Люди, введенные в заблуждение этим несколько горделивым спокойствием, обвиняли Леонардо в индифферентизме и душевной сухости. «В его многотомных писаниях, – говорит один биограф (Ш. Клеман), – вы найдете только чудесного наблюдателя природы, дивный ум, прозорливость которого доходит до гениальности; но никогда ни одного сердечного слова, но никогда ни одного чувства, выходящего из границ действительности». Изучение произведений Леонардо должно заставить отказаться от таких поспешных слов. Разве его реализм не обладает той чудной особенностью, что преимущественно удовлетворяет людей, страстно любящих идеальное? От него, конечно, нельзя требовать того очарования, которое присуще простым сердцам. Он не из тех, которые всецело исчезают в других: дуб не обвивается вокруг плюща. Он отдается тому, что поистине достойно этого; он следует своему естественному влечению к вечному и божественному; это, конечно, тоже страсть, но дает ту душевную ясность, за которую его упрекают, как за преступление.
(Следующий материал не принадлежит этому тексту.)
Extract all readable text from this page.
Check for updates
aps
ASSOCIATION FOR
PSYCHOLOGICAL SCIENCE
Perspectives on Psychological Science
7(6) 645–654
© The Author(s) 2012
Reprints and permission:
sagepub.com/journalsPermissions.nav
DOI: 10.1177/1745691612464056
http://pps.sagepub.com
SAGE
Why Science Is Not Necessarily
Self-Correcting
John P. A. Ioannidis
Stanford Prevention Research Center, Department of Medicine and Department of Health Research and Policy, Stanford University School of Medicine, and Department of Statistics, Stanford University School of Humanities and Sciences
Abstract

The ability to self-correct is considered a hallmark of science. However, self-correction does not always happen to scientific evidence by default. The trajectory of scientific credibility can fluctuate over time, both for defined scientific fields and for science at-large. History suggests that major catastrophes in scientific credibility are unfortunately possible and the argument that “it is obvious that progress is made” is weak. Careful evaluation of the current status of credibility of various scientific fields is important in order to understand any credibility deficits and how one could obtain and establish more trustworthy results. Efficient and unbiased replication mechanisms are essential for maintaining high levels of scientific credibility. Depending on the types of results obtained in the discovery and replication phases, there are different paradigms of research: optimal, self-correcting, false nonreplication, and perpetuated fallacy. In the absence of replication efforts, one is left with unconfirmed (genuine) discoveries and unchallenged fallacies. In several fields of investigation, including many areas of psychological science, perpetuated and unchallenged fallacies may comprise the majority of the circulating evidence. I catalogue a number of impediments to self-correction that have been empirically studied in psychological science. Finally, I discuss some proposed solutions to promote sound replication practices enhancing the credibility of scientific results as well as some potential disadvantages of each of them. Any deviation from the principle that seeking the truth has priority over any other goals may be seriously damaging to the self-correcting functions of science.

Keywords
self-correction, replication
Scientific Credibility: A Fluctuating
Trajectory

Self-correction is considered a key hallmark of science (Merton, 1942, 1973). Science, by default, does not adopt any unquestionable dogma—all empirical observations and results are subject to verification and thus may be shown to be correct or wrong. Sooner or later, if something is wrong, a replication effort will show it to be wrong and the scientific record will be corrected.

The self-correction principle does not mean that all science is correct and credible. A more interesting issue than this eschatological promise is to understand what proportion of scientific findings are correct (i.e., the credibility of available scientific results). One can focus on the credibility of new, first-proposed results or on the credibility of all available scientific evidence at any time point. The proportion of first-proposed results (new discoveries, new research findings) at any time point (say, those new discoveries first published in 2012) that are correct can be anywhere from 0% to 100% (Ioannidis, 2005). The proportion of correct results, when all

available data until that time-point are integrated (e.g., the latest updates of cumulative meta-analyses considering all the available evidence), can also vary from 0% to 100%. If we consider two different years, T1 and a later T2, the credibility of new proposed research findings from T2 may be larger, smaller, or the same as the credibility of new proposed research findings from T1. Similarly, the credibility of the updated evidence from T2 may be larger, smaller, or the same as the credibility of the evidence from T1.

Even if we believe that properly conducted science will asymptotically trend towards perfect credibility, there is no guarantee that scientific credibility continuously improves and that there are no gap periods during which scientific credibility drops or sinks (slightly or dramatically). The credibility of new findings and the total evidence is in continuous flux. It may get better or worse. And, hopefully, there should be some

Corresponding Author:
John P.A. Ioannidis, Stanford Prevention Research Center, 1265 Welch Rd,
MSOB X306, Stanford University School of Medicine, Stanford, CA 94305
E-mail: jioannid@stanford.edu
Я не отрицаю, что он безучастно присутствовал при многих зрелищах, одно воспоминание о которых волнует и возмущает нас. Он был индифферентен к политической борьбе своего времени. Он считал экзальтированным монахом, химерическим и опасным мечтателем Саванаролу, которого так любил Микеланджело и чья трагическая смерть оставила столько неутешных друзей. Ему казалось, что дисциплина монастыря Сан-Марко противоречила бесконечному разнообразию божественного творения. Ради добродетели этого наивного монаха, сжигавшего книги и картины, не стоило, по его мнению, жертвовать искусством, наукой и высокими стремлениями, возбуждающими в уме чувство независимости и надежду победить бесконечное. Он служил у Людовика Мора, предавшего Италию Карлу VIII, и, не любя преступления, сумел безропотно покориться ему. Он был главным военным инженером у Цезаря Борджиа. Он мог беседовать с валентинуаскими кондотьерами за несколько дней до Синигальской западни, где все они были зарезаны. Вероломство, ложь, измена, способные убить человеческое доверие, быстрый или медленный яд – такова была политика того времени. Тот, кого предавали, почти всегда сам был предателем; преступление принимает вид справедливости, чуть ли не рассматривается как жертва. Из этой бесцельной политики ум мог выводить только жалкую философию «Государя». Этот хаос разнузданных личных страстей, руководимых случайностью, не мог служить материалом для высокого и светлого ума Леонардо. «Могу ли указать более злодейскую деятельность, чем поступки тех, которые до небес восхваляли людей, с величайшим усердием вредивших отечеству и человечеству».